Now here's where this problem effects you and I: when these sheltered kids graduate from law school, and graduate they shall, the kids with the least common sense best and the brightest students, like Ms. Grace, are selected for the most prestigious clerkship positions in the highest courts of law.  You might ask what does their clerkship have to do with you?  Well the answer is quite simple: judical law clerks, more often than not, are the people who write (and in many cases decide) court decisions on behalf of their judges.

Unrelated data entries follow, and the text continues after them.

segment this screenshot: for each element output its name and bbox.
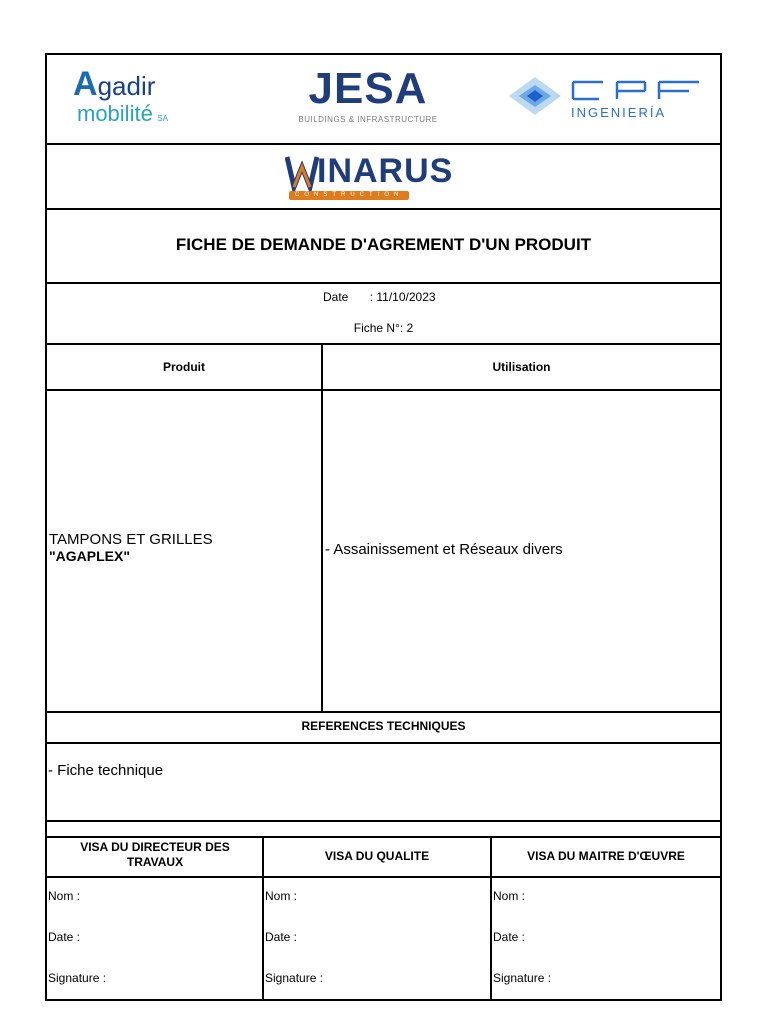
produit-name: TAMPONS ET GRILLES [49, 531, 213, 548]
visa-directeur-nom: Nom : [48, 889, 81, 903]
document-title: FICHE DE DEMANDE D'AGREMENT D'UN PRODUIT [175, 235, 592, 254]
produit-brand: "AGAPLEX" [49, 548, 130, 564]
agadir-logo-word: gadir [97, 71, 156, 101]
date-value: : 11/10/2023 [369, 290, 436, 304]
produit-header: Produit [163, 360, 205, 374]
winarus-w-icon [285, 153, 319, 191]
divider [47, 282, 720, 284]
utilisation-cell: - Assainissement et Réseaux divers [325, 541, 563, 558]
winarus-logo-subtitle: CONSTRUCTION [289, 191, 409, 200]
visa-qualite-date: Date : [265, 930, 298, 944]
produit-cell [49, 531, 213, 564]
divider [47, 820, 720, 822]
references-header: REFERENCES TECHNIQUES [301, 719, 466, 733]
visa-maitre-nom: Nom : [493, 889, 526, 903]
tpf-logo-subtitle: INGENIERÍA [571, 105, 667, 120]
utilisation-header: Utilisation [492, 360, 551, 374]
visa-maitre-oeuvre-header: VISA DU MAITRE D'ŒUVRE [527, 849, 685, 863]
divider [47, 742, 720, 744]
divider [47, 143, 720, 145]
agadir-logo-letter: A [73, 65, 98, 103]
visa-directeur-header: VISA DU DIRECTEUR DES TRAVAUX [80, 840, 230, 869]
form-frame [45, 53, 722, 1001]
jesa-logo-subtitle: BUILDINGS & INFRASTRUCTURE [298, 115, 438, 124]
column-divider [321, 343, 323, 711]
visa-directeur-date: Date : [48, 930, 81, 944]
fiche-number: Fiche N°: 2 [353, 321, 414, 335]
divider [47, 389, 720, 391]
agadir-logo-sa: SA [157, 114, 168, 123]
agadir-mobilite-logo [73, 65, 233, 135]
divider [47, 876, 720, 878]
divider [47, 208, 720, 210]
date-label: Date [323, 290, 349, 304]
tpf-logo [505, 73, 715, 123]
visa-maitre-signature: Signature : [493, 971, 552, 985]
visa-qualite-header: VISA DU QUALITE [324, 849, 430, 863]
winarus-logo-name: INARUS [317, 152, 454, 190]
tpf-cube-icon [505, 73, 565, 119]
visa-qualite-nom: Nom : [265, 889, 298, 903]
jesa-logo [283, 63, 453, 133]
visa-qualite-signature: Signature : [265, 971, 324, 985]
divider [47, 711, 720, 713]
divider [47, 836, 720, 838]
jesa-logo-name: JESA [308, 64, 428, 113]
tpf-wordmark-icon [569, 77, 709, 103]
divider [47, 343, 720, 345]
visa-directeur-signature: Signature : [48, 971, 107, 985]
visa-maitre-date: Date : [493, 930, 526, 944]
date-row [323, 290, 436, 304]
agadir-logo-mobilite: mobilité [77, 101, 153, 126]
winarus-logo [285, 151, 455, 201]
references-item: - Fiche technique [48, 762, 164, 779]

You might be surprised to know that the big headline court decisions that you read about in the papers are usually not written by Judges but rather by their clerks.  The Judge, who can't be troubled with such trivial things like legal research and writing, usually entrusts those duties to their clerks who, in turn, inform the judges about which way they should decide on cases.  (Every now and again, you'll get a judge who does his or her own research and writing, but not too often.)  Now at the trial court level, the decisions of a law clerk may only effect the rights of the few people who come before that particular judge, however at the appellate court level (like the one Grace is about to go to) one clerk can literally shape the law that will effect millions of people. If a major case should happen to come across the desk of a clerk like Grace involving a law that discriminates against Blacks, it doesn't take a geneticist to see how that case will turn out.

Thus, I submit to you that the real problem is not that some random third-year law student wrote a racist e-mail, but rather that she represents the rule as opposed to the exception when it comes to racial ignorance in the American law school experience.